Promptly Penned: Excuses
Content Warning: Domestic Violence
Here’s this week’s prompt:
“This is where you make up some stupid excuse to leave early and stop returning my calls.” He leaned back in his chair with a sigh.
I sat down in the worn, velveteen chair next to the hospital bed that was set up in the living room. The heavy, smoke-stained curtains blocked out most of the daylight, just like they had for the majority of the time I’d lived here.
He turned his head toward me. His face was as ruddy as ever – broken capillaries crawling over his skin like spiders. And his nose had become even more bulbous and purple than it had been the last time I’d seen him. He might not be drinking now – not with the nurses coming in to monitor him, but it was clear that he’d been doing it steadily since we’d last spoken.
He narrowed his bleary eyes at me. “What the hell are you doing here?”
I shrugged, suddenly as unsure and nervous as I’d been when we were married, but I pushed away the discomfort and straightened in the chair. I’d moved beyond feeling inadequate a long time ago. I needed to not only remember that but act like it. “I came to see you.”
“What? Making sure I’m actually gonna die this time?”
Shaking my head, I pushed to my feet. “I don’t know why I thought things with you would be any different.”
“Let me guess…this is where you make up some stupid excuse to leave early and stop returning my calls.” He leaned back with a sigh.
“Grandpa,” the bemused voice of our granddaughter drifted to me from around the corner, moments before Casey peered into the room. “Who are you talking to? You never use the phone.”

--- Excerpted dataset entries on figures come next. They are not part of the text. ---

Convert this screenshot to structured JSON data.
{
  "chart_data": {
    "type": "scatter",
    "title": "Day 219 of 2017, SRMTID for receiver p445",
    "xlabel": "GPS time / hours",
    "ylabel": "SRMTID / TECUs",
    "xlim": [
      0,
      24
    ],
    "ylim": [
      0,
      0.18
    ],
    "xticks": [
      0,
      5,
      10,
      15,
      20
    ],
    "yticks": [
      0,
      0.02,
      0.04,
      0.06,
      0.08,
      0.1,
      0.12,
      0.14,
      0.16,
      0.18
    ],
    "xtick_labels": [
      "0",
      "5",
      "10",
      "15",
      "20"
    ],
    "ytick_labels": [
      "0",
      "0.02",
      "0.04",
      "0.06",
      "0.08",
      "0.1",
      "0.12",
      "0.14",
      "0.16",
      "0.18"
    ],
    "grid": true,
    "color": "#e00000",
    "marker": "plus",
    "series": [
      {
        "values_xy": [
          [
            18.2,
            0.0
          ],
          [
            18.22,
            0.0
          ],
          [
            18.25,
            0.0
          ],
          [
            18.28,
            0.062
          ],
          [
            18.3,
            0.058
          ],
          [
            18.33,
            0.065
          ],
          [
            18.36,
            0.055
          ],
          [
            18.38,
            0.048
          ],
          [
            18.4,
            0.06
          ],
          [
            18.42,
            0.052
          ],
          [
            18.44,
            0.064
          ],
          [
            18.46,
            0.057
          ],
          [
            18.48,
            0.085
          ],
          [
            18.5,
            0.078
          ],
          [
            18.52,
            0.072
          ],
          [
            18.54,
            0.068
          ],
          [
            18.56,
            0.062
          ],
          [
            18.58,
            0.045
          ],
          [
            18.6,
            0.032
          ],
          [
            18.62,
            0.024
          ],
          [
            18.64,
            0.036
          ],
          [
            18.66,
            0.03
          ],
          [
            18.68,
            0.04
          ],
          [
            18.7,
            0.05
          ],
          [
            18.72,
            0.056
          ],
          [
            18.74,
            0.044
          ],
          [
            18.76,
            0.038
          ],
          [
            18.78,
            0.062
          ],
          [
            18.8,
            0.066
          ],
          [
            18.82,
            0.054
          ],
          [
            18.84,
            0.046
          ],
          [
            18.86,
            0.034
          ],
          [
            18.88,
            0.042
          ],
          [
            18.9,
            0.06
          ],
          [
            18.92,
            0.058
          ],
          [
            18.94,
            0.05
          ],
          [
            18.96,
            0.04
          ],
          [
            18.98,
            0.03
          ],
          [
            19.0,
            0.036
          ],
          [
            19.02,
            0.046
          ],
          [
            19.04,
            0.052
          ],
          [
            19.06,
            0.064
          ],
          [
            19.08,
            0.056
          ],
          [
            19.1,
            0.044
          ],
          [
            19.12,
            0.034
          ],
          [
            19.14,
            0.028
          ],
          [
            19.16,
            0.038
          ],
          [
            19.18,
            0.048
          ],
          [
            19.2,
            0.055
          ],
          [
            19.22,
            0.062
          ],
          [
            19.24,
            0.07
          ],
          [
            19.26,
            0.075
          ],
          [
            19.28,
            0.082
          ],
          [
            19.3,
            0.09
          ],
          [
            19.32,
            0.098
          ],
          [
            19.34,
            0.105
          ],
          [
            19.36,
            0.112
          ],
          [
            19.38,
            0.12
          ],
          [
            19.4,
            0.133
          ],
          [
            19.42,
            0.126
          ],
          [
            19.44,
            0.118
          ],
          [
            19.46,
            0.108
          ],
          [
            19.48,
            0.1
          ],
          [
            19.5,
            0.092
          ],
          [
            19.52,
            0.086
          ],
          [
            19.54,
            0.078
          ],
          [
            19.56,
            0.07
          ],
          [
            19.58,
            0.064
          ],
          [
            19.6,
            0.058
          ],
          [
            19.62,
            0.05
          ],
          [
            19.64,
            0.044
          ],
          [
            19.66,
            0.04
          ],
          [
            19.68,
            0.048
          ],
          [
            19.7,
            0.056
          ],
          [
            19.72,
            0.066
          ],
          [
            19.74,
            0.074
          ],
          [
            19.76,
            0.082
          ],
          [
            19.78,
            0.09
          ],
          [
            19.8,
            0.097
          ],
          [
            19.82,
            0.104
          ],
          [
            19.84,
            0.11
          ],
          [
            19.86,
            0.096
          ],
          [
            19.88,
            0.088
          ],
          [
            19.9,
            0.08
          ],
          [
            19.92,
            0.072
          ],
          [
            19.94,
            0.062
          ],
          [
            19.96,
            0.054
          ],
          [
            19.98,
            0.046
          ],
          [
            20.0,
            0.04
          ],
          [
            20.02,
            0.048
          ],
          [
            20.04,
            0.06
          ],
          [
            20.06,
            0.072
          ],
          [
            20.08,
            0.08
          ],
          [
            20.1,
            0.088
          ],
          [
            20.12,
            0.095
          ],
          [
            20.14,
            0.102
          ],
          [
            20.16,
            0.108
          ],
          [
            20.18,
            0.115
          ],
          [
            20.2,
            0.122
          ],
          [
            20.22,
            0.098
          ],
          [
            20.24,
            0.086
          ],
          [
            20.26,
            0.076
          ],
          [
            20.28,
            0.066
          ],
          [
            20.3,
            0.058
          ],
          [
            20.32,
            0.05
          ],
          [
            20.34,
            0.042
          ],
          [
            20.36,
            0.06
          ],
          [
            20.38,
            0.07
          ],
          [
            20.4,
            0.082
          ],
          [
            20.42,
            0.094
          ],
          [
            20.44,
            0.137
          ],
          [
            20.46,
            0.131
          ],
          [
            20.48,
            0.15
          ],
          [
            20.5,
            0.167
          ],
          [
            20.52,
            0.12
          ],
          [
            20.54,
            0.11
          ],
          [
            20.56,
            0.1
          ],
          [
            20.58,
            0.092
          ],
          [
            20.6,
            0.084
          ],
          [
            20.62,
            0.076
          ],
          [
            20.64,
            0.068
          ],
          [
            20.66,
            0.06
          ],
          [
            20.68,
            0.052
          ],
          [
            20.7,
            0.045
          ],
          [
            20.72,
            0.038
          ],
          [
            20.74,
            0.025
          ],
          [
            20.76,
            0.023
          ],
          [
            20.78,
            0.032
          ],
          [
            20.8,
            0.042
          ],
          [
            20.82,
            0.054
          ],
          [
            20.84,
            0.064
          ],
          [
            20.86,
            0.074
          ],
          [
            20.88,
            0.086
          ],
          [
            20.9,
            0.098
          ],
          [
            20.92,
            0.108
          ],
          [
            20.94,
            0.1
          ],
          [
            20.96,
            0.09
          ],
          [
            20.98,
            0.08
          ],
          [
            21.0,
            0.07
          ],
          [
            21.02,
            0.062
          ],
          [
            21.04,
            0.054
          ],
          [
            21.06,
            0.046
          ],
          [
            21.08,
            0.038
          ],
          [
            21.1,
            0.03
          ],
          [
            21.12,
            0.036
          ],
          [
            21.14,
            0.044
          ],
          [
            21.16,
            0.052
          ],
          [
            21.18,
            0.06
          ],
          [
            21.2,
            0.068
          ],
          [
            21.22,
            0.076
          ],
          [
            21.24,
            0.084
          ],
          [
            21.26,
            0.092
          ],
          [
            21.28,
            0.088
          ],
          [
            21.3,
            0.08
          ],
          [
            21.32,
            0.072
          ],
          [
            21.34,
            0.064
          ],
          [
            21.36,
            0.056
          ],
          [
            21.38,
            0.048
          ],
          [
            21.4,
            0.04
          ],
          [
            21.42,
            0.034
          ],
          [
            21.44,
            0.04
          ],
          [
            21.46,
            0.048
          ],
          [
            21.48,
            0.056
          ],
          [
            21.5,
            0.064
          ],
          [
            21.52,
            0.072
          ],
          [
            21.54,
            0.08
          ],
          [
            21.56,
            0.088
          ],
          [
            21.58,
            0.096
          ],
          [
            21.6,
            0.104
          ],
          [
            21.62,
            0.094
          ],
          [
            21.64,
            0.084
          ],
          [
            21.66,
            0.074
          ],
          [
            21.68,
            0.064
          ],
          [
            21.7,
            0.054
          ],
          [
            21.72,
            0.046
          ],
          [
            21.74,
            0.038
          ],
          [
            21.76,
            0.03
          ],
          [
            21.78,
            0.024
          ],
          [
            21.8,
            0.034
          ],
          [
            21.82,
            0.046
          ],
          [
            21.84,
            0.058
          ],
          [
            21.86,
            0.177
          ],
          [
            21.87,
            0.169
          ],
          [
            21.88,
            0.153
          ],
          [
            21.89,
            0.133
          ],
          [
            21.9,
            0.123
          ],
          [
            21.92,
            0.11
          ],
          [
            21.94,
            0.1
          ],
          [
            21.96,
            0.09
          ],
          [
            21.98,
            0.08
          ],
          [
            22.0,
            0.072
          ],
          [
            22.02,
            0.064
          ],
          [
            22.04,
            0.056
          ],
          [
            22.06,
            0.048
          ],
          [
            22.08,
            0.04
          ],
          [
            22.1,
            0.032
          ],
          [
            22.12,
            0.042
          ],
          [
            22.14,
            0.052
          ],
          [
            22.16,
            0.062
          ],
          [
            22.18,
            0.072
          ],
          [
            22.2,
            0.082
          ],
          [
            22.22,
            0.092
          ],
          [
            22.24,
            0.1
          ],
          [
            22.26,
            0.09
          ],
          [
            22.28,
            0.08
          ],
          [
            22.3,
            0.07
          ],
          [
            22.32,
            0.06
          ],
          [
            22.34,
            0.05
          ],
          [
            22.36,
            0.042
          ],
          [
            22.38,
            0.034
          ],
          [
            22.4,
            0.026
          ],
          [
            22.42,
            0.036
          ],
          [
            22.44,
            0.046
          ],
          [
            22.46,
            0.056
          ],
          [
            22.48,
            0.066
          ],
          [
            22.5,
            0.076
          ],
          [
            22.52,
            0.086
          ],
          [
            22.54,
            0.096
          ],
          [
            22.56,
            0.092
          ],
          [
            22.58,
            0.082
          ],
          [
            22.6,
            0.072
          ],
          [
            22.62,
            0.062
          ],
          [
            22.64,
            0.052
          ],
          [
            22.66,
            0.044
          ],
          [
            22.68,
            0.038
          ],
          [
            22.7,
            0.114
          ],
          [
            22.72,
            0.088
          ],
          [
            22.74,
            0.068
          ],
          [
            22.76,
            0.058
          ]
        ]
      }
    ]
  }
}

If I’d had breath, it would have caught in my throat at the sight of Casey, all grown up.
“She reminds me of you at that age,” he said, his voice softening slightly. “Spunkier, though.”
Concern marred Casey’s face. “Grandpa, you okay?”
“It’s easier to be spunky when you’re not dodging empty bottles and closed fists,” I murmured, never taking my eyes off our granddaughter. Finally, I turned to him and held out my hand. “C’mon. It’s time.”
His rheumy eyes widened as he stared at me. “That’s why you’re here?”
“I’m here to make you lunch,”Casey said, worry tightening her voice. “Remember?”
He turned to look at her. “How about egg salad?”
Relief relaxed her features. “I’ll just put some eggs on to boil.”
He nodded. Then, as soon as her back was turned, he took my hand.